Developing Topics.

Background: Sleep dysfunctions are highly comorbid with Alzheimer's disease (AD), though often associated with later stages of AD, sleep disruptions have been noted to appear decades before the onset of cognitive symptoms. Here, we provide the first evidence that genetic factors interact with AD mutations to influence sleep behavior even before the onset of cognitive symptoms.

Method: To identify novel genetic factors underlying disordered sleep that precede cognitive decline in our AD-BXD mouse genetic reference panel (n = 179 mice across 25 strains, 7-months-old), we first used sleep phenotypes measured in the PiezoSleep chambers and performed quantitative trait loci (QTL) mapping and discovered Kirrel3 as the novel gene candidate associated with disordered sleep. To further evaluate the causal role of Kirrel3 in susceptibility to sleep decline in the presence of Alzheimer's disease pathology, we generated mice heterozygous for the Kirrel3 gene with and without the 5XFAD transgene, and then did sleep phenotyping in these mice (n = 153, 7-months-old).

Result: We found that in AD-BXD mouse population sleep was highly heritable (h = 22% - 71%) and varied by light/dark cycle, sex, and the presence of the 5XFAD transgene. This implies high heritability of sleep that lays within the heritability observed in humans. Using QTL mapping we then identified Kirrel3 as a novel genetic factor underlying disordered sleep that precedes AD-related cognitive decline in mice. Further evaluation of sleep changes in Kirrel3 heterozygous mice revealed a significant reduction in total sleep and sleep during dark cycle, for both sexes but only in the presence of 5XFAD transgene.

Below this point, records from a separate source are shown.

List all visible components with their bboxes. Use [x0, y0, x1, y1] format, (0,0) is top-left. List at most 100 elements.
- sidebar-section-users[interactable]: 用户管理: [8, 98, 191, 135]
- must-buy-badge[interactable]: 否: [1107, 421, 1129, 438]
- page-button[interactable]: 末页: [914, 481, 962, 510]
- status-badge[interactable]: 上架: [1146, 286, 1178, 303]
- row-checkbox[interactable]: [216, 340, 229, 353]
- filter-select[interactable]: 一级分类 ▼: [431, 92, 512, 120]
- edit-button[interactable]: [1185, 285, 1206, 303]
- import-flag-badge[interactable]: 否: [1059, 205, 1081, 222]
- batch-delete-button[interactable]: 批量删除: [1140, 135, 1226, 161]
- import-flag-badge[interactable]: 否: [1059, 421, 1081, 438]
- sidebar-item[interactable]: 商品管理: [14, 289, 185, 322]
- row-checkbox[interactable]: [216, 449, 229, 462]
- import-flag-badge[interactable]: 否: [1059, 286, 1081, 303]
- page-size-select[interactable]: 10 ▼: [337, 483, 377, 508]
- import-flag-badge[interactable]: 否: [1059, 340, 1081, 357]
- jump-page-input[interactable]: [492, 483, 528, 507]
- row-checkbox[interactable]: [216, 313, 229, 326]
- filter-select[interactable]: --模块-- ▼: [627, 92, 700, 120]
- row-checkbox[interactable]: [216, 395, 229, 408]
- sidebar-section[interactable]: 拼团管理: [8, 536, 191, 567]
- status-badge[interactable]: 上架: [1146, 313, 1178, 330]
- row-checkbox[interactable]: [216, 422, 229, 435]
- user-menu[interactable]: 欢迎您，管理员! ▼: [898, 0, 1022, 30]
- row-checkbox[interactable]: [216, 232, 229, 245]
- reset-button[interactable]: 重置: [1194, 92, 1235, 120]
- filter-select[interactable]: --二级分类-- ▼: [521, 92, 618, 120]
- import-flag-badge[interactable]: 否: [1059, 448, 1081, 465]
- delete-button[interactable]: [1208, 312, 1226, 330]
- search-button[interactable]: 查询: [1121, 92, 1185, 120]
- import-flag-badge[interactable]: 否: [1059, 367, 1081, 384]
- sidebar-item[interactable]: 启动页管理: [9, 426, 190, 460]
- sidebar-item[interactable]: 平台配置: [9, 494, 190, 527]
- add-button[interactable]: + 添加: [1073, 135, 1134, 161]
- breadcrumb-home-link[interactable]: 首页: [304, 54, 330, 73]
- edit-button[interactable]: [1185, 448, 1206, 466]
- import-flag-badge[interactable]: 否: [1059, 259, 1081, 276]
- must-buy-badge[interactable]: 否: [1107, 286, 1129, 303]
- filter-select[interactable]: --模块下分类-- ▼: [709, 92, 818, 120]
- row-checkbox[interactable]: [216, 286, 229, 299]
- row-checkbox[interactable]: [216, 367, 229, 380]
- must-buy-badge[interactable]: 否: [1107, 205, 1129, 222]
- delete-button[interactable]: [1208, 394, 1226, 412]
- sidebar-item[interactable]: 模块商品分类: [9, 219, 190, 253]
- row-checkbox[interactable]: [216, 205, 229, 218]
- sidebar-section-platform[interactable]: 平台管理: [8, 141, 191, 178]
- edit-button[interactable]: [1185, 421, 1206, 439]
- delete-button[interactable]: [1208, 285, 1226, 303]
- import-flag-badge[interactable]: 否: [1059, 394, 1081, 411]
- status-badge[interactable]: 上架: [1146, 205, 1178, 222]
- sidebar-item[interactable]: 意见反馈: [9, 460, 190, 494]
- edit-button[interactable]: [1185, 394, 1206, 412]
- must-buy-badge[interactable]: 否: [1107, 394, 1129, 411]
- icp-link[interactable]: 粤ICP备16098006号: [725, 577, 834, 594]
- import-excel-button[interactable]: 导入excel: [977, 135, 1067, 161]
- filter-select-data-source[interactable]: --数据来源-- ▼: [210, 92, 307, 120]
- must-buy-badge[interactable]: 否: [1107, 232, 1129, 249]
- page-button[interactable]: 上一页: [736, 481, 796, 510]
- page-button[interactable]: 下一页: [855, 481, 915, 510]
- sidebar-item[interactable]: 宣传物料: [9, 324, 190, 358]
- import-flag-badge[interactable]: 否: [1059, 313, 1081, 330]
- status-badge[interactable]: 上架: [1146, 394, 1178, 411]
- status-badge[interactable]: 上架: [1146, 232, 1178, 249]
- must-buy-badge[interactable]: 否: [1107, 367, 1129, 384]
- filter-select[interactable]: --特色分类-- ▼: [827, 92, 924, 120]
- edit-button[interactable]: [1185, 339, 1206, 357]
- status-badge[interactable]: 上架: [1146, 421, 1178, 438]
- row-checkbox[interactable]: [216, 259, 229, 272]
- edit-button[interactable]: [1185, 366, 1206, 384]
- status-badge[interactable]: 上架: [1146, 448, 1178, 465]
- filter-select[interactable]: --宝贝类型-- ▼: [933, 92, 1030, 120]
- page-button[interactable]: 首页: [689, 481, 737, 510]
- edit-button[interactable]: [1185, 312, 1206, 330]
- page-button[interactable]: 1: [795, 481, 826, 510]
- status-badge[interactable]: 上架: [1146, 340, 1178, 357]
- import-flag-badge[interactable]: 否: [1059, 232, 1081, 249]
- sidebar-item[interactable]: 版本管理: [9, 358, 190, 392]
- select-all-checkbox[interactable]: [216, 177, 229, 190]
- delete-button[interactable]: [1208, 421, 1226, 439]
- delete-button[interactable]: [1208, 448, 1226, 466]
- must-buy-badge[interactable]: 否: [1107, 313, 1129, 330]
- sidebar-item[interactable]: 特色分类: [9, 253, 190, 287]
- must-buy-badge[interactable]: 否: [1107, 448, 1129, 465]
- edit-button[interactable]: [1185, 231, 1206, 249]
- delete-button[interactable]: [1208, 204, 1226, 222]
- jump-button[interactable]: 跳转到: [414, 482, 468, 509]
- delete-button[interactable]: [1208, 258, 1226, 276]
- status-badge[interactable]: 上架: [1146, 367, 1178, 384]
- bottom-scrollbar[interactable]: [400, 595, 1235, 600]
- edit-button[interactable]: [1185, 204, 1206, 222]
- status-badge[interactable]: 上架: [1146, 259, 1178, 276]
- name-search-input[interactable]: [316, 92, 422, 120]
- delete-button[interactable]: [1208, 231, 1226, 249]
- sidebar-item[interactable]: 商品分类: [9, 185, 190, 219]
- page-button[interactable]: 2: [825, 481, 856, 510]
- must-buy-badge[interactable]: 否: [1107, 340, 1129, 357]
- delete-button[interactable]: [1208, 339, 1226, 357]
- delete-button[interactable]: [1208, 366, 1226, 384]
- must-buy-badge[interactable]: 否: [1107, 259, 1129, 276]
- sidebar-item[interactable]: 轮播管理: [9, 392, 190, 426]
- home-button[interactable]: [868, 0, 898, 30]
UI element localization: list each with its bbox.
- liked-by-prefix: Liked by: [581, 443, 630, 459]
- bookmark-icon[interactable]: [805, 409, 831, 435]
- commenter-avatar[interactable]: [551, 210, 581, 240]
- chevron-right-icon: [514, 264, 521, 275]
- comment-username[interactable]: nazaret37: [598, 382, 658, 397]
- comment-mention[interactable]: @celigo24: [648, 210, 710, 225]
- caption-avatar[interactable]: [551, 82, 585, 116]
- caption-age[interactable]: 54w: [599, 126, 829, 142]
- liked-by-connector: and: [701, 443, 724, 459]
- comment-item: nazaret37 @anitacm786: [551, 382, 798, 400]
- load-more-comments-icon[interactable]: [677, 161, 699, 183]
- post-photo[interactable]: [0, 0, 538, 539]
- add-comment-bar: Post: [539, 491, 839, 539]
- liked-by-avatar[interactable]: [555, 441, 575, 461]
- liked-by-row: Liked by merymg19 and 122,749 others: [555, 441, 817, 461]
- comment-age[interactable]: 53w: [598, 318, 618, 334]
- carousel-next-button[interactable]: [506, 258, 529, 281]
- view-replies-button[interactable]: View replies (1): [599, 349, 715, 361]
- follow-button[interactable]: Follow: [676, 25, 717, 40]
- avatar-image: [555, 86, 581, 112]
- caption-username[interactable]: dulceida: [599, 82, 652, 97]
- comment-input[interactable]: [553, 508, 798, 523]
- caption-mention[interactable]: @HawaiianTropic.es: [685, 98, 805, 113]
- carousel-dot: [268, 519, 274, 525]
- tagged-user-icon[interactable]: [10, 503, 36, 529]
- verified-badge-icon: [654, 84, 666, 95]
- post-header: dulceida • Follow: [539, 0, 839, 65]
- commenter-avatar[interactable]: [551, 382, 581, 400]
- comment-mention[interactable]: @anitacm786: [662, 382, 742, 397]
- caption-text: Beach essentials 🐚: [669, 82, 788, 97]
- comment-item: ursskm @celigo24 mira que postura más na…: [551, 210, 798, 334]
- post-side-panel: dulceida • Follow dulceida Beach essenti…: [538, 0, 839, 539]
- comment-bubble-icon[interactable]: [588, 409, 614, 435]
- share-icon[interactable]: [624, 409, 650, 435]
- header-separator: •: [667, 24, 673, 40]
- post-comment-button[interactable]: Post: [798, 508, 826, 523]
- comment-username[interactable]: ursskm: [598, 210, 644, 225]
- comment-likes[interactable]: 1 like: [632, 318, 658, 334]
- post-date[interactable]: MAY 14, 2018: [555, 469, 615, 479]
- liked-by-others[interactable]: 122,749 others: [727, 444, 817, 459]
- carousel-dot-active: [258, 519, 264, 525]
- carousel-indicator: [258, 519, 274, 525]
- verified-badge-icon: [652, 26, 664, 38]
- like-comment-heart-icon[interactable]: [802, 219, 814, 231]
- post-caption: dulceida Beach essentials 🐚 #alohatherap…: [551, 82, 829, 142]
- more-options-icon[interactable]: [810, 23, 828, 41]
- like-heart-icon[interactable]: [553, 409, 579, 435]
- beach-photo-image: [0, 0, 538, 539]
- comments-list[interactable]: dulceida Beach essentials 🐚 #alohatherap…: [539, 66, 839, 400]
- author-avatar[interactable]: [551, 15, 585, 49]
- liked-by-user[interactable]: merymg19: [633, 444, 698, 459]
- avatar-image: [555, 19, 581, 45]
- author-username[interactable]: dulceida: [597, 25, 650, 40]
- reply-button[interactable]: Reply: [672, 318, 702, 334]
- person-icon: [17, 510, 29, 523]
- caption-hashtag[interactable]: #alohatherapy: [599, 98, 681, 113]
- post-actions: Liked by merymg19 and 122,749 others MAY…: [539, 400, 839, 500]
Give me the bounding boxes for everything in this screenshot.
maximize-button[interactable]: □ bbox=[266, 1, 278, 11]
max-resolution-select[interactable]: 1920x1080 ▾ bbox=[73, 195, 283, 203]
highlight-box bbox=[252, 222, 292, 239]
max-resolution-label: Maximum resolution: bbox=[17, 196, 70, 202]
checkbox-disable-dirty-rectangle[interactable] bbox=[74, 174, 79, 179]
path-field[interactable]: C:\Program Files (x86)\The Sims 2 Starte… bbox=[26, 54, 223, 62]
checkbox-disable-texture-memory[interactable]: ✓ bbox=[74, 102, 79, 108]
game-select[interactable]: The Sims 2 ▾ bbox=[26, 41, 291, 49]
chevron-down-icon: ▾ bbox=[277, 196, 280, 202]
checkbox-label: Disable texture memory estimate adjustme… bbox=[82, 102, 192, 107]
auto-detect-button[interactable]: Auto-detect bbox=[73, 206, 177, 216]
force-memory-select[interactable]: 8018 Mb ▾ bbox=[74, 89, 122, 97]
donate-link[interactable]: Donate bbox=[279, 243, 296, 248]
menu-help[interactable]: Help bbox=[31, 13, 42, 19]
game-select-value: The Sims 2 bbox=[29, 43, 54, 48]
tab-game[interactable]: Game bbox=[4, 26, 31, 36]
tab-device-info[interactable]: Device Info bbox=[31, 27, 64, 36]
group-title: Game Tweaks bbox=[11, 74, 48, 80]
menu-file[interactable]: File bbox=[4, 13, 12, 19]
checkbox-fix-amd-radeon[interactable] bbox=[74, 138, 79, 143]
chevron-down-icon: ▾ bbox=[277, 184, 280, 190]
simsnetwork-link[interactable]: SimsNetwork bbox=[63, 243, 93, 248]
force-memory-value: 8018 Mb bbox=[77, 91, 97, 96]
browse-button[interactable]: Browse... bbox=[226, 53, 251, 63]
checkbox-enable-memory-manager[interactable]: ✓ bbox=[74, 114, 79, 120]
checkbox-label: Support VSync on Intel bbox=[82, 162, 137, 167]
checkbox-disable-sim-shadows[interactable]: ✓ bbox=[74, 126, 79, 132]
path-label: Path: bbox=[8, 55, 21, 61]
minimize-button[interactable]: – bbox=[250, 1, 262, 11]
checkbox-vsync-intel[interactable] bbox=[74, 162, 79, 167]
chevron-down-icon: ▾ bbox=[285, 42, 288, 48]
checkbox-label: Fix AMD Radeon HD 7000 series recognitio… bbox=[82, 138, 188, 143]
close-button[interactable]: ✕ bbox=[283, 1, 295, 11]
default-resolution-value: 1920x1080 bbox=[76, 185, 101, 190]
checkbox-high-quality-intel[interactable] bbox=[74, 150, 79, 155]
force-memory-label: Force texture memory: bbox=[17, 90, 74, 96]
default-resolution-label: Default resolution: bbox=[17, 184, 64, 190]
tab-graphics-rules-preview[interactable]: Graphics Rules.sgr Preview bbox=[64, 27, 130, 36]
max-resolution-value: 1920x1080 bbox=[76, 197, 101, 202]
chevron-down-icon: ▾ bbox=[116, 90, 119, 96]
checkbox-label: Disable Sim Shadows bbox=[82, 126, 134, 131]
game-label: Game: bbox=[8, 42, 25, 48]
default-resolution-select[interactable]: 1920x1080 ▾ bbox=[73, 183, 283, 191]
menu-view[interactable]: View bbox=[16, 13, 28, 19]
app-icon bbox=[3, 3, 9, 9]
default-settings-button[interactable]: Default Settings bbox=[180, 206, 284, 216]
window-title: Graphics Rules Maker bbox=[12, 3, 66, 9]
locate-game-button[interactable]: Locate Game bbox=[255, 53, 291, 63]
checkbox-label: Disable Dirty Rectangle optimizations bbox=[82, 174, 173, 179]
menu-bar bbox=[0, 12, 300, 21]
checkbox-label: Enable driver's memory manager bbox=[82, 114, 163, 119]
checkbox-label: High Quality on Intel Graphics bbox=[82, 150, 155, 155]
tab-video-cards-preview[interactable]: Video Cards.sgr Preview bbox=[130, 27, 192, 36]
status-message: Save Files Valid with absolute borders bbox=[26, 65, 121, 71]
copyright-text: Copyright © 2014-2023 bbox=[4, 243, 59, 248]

Conclusion: Recent GWAS studies in humans nominated Kirrel3 (aka Neph2) as a potential AD risk gene and as a regulator of sleep behavior (independent of disease). In this study we identified Kirrel3 as a novel genetic factor contributing to disordered sleep that precedes cognitive decline in our AD-BXD mouse genetic reference panel. Further, using Kirrel3 heterozygous mice, we provide, first evidence for the causal role of Kirrel3 in sleep regulation only in the presence of 5XFAD transgene.